10 March, 2014

Three years later

Tomorrow at about this time we will remember the big earthquake that hit Japan three years ago. Of course we've not forgotten, but somehow the anniversary seems big. I can't believe it is only three years, it seems longer.

Last week a missionary from the stricken area mentioned that this will be a dark time. If you think about it, that makes sense. About 18,000 people disappeared from there forever. They left behind many more who still mourn their rapid departure.

Empty shelves in one of our local shops in the
aftermath of the earthquake three years ago.
Those of us who experienced the earthquake and the shocking aftermath of that (yes, even those like us who didn't experience any damage or loss of life), find our thoughts easily switch back to those days, weeks, and months. A few weeks ago when transport was disrupted by two big snow storms meant that items were missing off shelves in the shops for a couple of days. Our minds quickly zoomed back to the time after the earthquake when we wondered when we'd next be able to buy toilet paper or yoghurt. A mild form of post-traumantic disorder, I suppose.

What's still shocking is that so many people are still living disrupted lives. Many who moved into temporary housing in the months after the disaster are still living there. The abandoned house-foundations are still bare in most places. Communities that once existed, exist no longer and seem no closer to being rebuilt. The statistics on the mental state of those who survived is almost as horrific as the disaster itself.

And, of course, the area around the Fukushima nuclear power plant is still abandoned. At the time, the nuclear issue divided the nation, the world even. That issue still divides people from one another, it divides families. For those living in the Fukushima prefecture (state) it is a controversial topic that they tend not to talk about.
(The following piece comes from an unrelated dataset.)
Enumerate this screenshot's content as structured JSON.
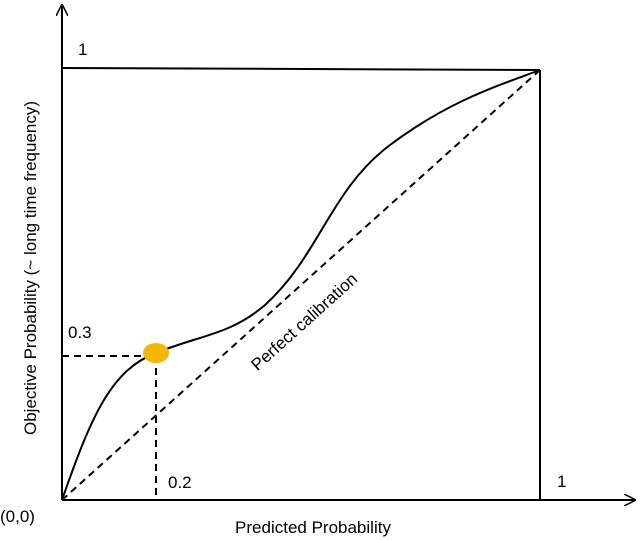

So, tomorrow we remember. 
We remember those lost. 
We remember that we live in a fragile country. 
And we remember we're not in control.

In a nation of less than 1% Christians, not many will remember this Bible passage that became precious during those dark days.

Psalm 26:1-3 NIV UK
God is our refuge and strength,
    an ever-present help in trouble.
Therefore we will not fear, though the earth give way
    and the mountains fall into the heart of the sea, 
though its waters roar and foam
    and the mountains quake with their surging.
Though we're not in control, it is possible to know the One who is. How we long for Japanese people to know this!